Ce rapprochement est loin d’être aisé, les différends militaires persistant sur le long terme en Ukraine, dans le Caucase et dans la Baltique. Toutefois deux scénarios de rapprochement peuvent être imaginés.
Le premier est celui d’une coopération par défaut. Face à la montée de la Chine, surtout au cas où elle se trouverait isolée en Asie centrale et au Moyen-Orient, la Russie serait contrainte de chercher en Europe des coopérations limitées. Les pouvoirs publics russes continueraient à vilipender les « valeurs européennes » au nom des valeurs russes, mais donneraient suffisamment de concessions à l’Union pour obtenir un démantèlement des sanctions et garantir la symbiose de la Russie avec l’économie européenne. La Russie serait alors à l’Europe ce que les banlieues ou les quartiers sont aux métropoles : des réserves de ressources mais aussi des zones de risques. La Russie se contenterait de revenir au statut de fournisseur imprévisible et dépeuplé (cf. graphique) de l’Europe. Le partenariat serait subi plus que choisi. Une convergence sans européanisation de la Russie en somme.
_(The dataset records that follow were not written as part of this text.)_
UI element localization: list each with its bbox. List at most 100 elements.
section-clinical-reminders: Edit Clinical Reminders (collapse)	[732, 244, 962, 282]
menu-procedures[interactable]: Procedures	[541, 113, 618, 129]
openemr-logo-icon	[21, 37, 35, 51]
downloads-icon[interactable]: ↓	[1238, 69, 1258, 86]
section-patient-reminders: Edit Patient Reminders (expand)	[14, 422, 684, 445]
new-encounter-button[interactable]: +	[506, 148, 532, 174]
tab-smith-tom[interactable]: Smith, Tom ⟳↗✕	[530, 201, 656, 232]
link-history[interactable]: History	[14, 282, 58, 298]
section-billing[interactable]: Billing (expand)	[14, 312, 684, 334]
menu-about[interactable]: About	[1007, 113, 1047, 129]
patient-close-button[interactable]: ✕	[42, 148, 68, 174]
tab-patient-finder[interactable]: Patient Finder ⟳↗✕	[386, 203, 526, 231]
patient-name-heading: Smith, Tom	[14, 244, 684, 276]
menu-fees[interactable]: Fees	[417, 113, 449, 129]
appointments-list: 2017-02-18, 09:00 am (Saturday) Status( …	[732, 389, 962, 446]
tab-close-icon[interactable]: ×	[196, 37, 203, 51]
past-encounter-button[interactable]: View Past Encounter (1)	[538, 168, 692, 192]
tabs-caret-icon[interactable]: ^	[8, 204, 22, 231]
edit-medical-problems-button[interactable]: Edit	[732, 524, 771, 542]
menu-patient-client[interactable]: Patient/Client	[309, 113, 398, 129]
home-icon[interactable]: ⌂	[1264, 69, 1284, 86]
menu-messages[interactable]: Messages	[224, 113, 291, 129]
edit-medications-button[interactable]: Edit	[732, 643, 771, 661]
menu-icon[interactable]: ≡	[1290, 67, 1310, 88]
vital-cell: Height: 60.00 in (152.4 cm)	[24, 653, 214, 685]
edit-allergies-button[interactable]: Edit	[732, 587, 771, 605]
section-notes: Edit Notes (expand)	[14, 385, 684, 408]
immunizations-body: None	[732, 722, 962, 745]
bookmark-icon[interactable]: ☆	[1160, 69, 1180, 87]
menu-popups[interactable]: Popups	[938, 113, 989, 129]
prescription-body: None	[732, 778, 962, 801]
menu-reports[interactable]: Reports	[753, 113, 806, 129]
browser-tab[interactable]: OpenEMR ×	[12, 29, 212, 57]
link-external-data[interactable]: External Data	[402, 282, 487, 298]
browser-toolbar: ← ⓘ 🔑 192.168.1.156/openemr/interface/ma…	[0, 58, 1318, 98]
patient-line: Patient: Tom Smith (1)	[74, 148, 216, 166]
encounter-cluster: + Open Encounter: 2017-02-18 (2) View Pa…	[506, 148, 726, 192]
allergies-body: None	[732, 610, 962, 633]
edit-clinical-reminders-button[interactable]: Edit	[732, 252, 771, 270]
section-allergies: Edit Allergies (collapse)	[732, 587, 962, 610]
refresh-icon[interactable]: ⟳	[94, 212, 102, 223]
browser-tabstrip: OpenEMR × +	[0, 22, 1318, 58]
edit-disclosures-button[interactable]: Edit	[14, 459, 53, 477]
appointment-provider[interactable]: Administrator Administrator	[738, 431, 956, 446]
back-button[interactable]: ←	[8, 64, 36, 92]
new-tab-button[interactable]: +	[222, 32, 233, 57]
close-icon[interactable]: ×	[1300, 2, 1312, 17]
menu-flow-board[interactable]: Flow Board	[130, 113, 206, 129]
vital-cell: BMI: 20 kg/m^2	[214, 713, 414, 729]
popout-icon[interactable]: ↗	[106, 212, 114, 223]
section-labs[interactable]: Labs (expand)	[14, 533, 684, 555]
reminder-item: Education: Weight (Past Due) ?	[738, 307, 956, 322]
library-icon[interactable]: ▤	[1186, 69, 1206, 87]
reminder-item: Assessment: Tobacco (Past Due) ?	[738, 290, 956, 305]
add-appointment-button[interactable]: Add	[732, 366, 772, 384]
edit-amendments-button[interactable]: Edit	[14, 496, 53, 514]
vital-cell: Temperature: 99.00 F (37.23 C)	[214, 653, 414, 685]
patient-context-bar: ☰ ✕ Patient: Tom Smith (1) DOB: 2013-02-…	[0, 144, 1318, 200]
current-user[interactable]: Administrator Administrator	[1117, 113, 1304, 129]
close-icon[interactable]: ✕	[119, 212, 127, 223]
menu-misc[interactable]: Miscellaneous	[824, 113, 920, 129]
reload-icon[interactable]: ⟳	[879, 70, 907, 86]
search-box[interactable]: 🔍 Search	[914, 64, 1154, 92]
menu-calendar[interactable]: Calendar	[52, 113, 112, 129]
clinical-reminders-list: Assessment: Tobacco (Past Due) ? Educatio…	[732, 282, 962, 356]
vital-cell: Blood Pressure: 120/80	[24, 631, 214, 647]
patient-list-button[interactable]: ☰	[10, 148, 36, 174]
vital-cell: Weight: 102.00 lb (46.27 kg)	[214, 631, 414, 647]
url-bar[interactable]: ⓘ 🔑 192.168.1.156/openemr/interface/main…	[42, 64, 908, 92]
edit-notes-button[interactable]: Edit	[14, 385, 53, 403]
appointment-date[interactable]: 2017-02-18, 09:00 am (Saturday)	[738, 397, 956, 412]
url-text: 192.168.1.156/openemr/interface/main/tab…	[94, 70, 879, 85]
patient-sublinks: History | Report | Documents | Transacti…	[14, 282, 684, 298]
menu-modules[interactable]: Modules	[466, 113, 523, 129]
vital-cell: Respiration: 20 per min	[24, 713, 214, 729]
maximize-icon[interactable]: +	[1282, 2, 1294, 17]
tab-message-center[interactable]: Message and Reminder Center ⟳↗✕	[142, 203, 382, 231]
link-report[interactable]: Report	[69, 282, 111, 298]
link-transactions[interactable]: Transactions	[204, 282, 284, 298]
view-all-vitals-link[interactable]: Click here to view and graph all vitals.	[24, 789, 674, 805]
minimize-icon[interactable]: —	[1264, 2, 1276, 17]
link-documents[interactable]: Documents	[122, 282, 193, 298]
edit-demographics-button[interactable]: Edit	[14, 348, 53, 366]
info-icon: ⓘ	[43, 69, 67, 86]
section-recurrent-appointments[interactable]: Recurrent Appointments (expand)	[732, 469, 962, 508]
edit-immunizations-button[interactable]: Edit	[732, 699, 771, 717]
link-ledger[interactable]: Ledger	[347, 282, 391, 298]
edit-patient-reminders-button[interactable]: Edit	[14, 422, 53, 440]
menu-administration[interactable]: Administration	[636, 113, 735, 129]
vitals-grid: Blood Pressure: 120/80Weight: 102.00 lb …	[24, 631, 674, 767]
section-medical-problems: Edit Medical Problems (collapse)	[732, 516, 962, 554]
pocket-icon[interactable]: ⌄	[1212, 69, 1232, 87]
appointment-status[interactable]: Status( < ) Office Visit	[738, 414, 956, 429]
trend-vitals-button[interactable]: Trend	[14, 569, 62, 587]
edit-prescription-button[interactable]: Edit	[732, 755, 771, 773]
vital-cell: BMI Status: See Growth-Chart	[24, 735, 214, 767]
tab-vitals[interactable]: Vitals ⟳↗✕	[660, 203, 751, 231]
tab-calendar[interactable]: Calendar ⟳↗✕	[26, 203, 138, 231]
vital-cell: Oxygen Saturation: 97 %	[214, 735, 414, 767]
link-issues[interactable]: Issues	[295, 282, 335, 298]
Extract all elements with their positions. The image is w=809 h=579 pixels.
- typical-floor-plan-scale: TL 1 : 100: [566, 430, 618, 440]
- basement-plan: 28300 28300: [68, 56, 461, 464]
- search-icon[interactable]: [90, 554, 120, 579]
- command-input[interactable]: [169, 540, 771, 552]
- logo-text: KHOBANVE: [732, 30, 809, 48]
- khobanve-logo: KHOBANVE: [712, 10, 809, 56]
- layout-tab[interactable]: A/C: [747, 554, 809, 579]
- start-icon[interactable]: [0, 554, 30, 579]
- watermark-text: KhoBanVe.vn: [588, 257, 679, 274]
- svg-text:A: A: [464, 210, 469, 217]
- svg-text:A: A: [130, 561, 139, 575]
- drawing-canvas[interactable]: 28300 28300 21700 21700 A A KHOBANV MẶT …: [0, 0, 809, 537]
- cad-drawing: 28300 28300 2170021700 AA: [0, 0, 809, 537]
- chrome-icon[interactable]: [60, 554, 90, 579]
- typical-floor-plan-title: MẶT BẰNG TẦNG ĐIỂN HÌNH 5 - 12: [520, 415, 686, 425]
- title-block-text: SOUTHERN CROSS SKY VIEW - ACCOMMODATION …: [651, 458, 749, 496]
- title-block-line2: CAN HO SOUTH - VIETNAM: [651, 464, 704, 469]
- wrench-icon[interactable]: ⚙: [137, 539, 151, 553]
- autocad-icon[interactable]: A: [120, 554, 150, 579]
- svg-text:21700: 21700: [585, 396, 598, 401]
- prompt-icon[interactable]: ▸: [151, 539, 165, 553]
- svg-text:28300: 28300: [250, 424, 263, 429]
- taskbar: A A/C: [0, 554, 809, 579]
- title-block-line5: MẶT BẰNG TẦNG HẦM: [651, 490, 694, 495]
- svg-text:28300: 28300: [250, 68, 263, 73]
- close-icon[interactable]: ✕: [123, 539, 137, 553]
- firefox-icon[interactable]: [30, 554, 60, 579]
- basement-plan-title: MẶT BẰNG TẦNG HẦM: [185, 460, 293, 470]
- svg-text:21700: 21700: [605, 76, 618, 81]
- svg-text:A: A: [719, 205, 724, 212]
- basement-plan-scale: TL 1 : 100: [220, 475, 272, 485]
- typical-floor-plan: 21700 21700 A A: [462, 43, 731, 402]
La deuxième option pour la Russie à 2050 serait une intégration limitée et progressive dans la famille européenne à défaut de l’adhésion à l’Union. Les défis à relever seraient évidemment considérables : les conflits dits « gelés » (en Ukraine, Moldavie, Géorgie) devraient trouver une solution négociée avec l’Ukraine, la Géorgie ou encore la Moldavie, Etats de plus en plus étroitement associés à l’Union. Dans ce scénario, la puissance militaire russe viendrait compenser l’absence de puissance extérieure de l’Union européenne et la faiblesse démographique persistante de la Russie la rendrait absorbable par l’Union. Comme l’adhésion à l’Union paraît douteuse, même à l’horizon de 2050, d’autres forums seraient à renforcer pour nourrir les convergences : les sommets UE-Russie, une nouvelle version de l’OSCE, un renforcement du Conseil de l’Europe ou encore un accord de partenariat et de voisinage. La Russie retrouverait ainsi un des piliers de son identité : l’inclusion sans dilution dans l’Europe.
Carte des Etats membres de l’OSCE (en vert)
De l’histoire longue à la prospective de long terme
En matière de prospective, la prudence est de rigueur. Pour concevoir les évolutions de la Russie en 2050, il ne suffit pas d’extrapoler à partir des tendances lourdes à l’œuvre en Russie. Il convient d’intégrer les évolutions propres des Etats-Unis, les fluctuations des cours des matières premières ainsi que les évolutions technologiques accentuant ou réduisant l’appétit pour les hydrocarbures par exemple.
Toutefois, l’histoire longue de la Russie permet d’envisager les évolutions de long terme. Le devenir du pays est très étroitement lié à l’idée qu’il se fait de lui-même : puissance asiatique, civilisation singulière ou partie prenante à l’Europe. Située à la confluence de ces trois mondes, la Russie a trente ans pour se définir ou se réinventer.